Zanjado el asunto del progenitor, comenzaba el chaparrón propio, unos monzones como es debido, con multiplicación de síntomas cuyo único hilo conductor era que todos ellos ocurrían en el mismo ser humano y alcanzaban un siete en la escala de Richter de lo que un ser vivo es capaz de soportar. Los pobres intentos de quitar hierro por parte del médico al menos a alguna parte de ellos eran despreciados con el gesto benevolente de quien se está dirigiendo a una molestia colocada allí con el oscuro propósito de que no accediera a quienes podrían suministrar de verdad el repertorio de etiquetas que convenía a tamaños males. Las explicaciones eran desechadas por demasiado simples, las soluciones eran impropias del calado de los problemas, cualquier referencia aunque tangencial a los estragos del tiempo eran recibidas con sonrisas de desprecio y displicencia.

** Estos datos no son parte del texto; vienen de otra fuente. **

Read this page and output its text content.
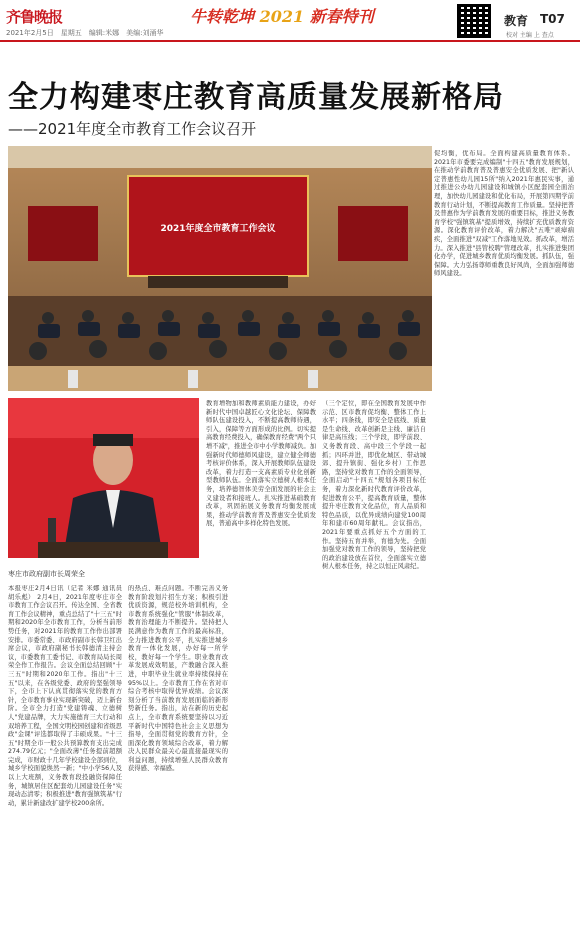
齐鲁晚报
2021年2月5日　星期五　编辑:米娜　美编:刘涌华
牛转乾坤 2021 新春特刊	教育 T07
校对 主编 上 查点
全力构建枣庄教育高质量发展新格局
——2021年度全市教育工作会议召开
2021年度全市教育工作会议
枣庄市政府副市长周荣全
本报枣庄2月4日讯（记者 米娜 通讯员 胡乐彪） 2月4日，2021年度枣庄市全市教育工作会议召开。传达全国、全省教育工作会议精神，重点总结了"十三五"时期和2020年全市教育工作，分析当前形势任务，对2021年的教育工作作出部署安排。市委常委、市政府副市长韩卫红出席会议，市政府副秘书长韩德清主持会议，市委教育工委书记、市教育局局长周荣全作工作报告。会议全面总结回顾"十三五"时期和2020年工作。指出"十三五"以来，在各级党委、政府的坚强领导下，全市上下认真贯彻落实党的教育方针，全市教育事业实现新突破，迈上新台阶。全市全力打造"党建铸魂、立德树人"党建品牌，大力实施德育三大行动和双培养工程，全国文明校园创建和省级思政"金课"评选都取得了丰硕成果。"十三五"时期全市一般公共预算教育支出完成274.79亿元；"全面改薄"任务提前超额完成，市财政十几年学校建设全部到位，城乡学校面貌焕然一新；"中小学56人及以上大班额，义务教育段投融资保障任务，城镇居住区配套幼儿园建设任务"实现动态清零；积极推进"教育强镇筑基"行动，累计新建改扩建学校200余所。
的热点、难点问题。不断完善义务教育阶段划片招生方案；积极引进优质资源，规范校外培训机构，全市教育系统强化"管服"体制改革，教育治理能力不断提升。坚持把人民满意作为教育工作的最高标准，全力推进教育公平，扎实推进城乡教育一体化发展，办好每一所学校，教好每一个学生。职业教育改革发展成效明显，产教融合深入推进，中职毕业生就业率持续保持在95%以上。全市教育工作在省对市综合考核中取得优异成绩。会议深刻分析了当前教育发展面临的新形势新任务。指出，站在新的历史起点上，全市教育系统要坚持以习近平新时代中国特色社会主义思想为指导，全面贯彻党的教育方针，全面深化教育领域综合改革，着力解决人民群众最关心最直接最现实的利益问题，持续增强人民群众教育获得感、幸福感。
教育增物加和教师素质能力建设，办好新时代中国卓越匠心文化论坛、保障教师队伍建设投入，不断提高教师待遇，引入，保障等方面形成的比例。切实提高教育经费投入，确保教育经费"两个只增不减"，推进全市中小学教师减负。加强新时代师德师风建设，建立健全师德考核评价体系，深入开展教师队伍建设改革，着力打造一支高素质专业化创新型教师队伍。全面落实立德树人根本任务，培养德智体美劳全面发展的社会主义建设者和接班人。扎实推进基础教育改革，巩固拓展义务教育均衡发展成果，推动学前教育普及普惠安全优质发展，普通高中多样化特色发展。
（三个定位，即在全国教育发展中作示范、区市教育促均衡、整体工作上水平；四条线，即安全是底线、质量是生命线、改革创新是主线、廉洁自律是高压线；三个学段，即学前段、义务教育段、高中段三个学段一起抓；四环并进，即优化城区、带动城郊、提升镇街、强化乡村）工作思路，坚持党对教育工作的全面领导，全面启动"十四五"规划各项目标任务，着力深化新时代教育评价改革，促进教育公平，提高教育质量，整体提升枣庄教育文化品位，育人品质和特色品质，以优异成绩向建党100周年和建市60周年献礼。会议指出，2021年要重点抓好五个方面的工作。坚持五育并举，育德为先。全面加强党对教育工作的领导，坚持把党的政治建设放在首位，全面落实立德树人根本任务，持之以恒正风肃纪。
促均衡，优布局。全面构建高质量教育体系。2021年市委要完成编制"十四五"教育发展规划，在推动学前教育普及普惠安全优质发展、把"新认定普惠性幼儿园15所"纳入2021年惠民实事，通过推进公办幼儿园建设和城镇小区配套园全面治理，加快幼儿园建设和优化布局，开展第四期学前教育行动计划，不断提高教育工作质量。坚持把普及普惠作为学前教育发展的重要目标，推进义务教育学校"强镇筑基"提质增效，持续扩充优质教育资源。深化教育评价改革，着力解决"五唯"顽瘴痼疾，全面推进"双减"工作落地见效。抓改革，增活力。深入推进"县管校聘"管理改革，扎实推进集团化办学，促进城乡教育优质均衡发展。抓队伍，强保障。大力弘扬尊师重教良好风尚，全面加强师德师风建设。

El bombón estaba resultando de nuevo demasiado amargo, y su sabor le reflejaba al médico el mismo fracaso que siente el mar golpeando contra las rocas del espigón, aunque solo sea con el afán del suavizar sus aristas. Al final, como le ocurre al mar cuando encuentra una pequeña grieta y se empeña en moldearla, las mínimas victorias enjugan el verbo fracaso y con eso todo el mundo se siente satisfecho. Esos doscientos cuarenta que el reconocimiento de la empresa habían puesto junto a la palabra colesterol puede que no fueran para tanto, pero ella lo traía por si había que tenerlo presente a futuro. Mientras recogía los frutos de su dominio en forma de derivación a ese reumatólogo que le había dicho que ahora no pero que quizás mañana sí, y que si ella creía que sí, que por favor volviera, aceptó perder la chica y esperar al próximo reconocimiento de empresa antes de volver a hacer ningún análisis que pusiera las grasas de su sangre al descubierto.
No abandonó su silla ni relajó la espalda hasta que obtuvo el premio de consolación para su marido, que no recordaba para cuando tenía que revisar su maltrecho tiroides pero que debía ser a no tardar, y con aquello se cerraba la feria, si es que el médico había terminado de masticar el famoso bombón con trampa de la caja de Forrest Gump, si es que había dejado de considerarse como un simple cero a la izquierda.
Y la vida continuó, como la consulta.
4 comentarios:
Gracias por estas historias, me encanta leerlas. Un beso.
Gracias a ti Myriam.
Es que me entra angustia solo de leerlo..
Con algunos bombones de la caja, es tal cual lo cuentas!! Enhorabuena por la paciencia y por contarlo tan bien!!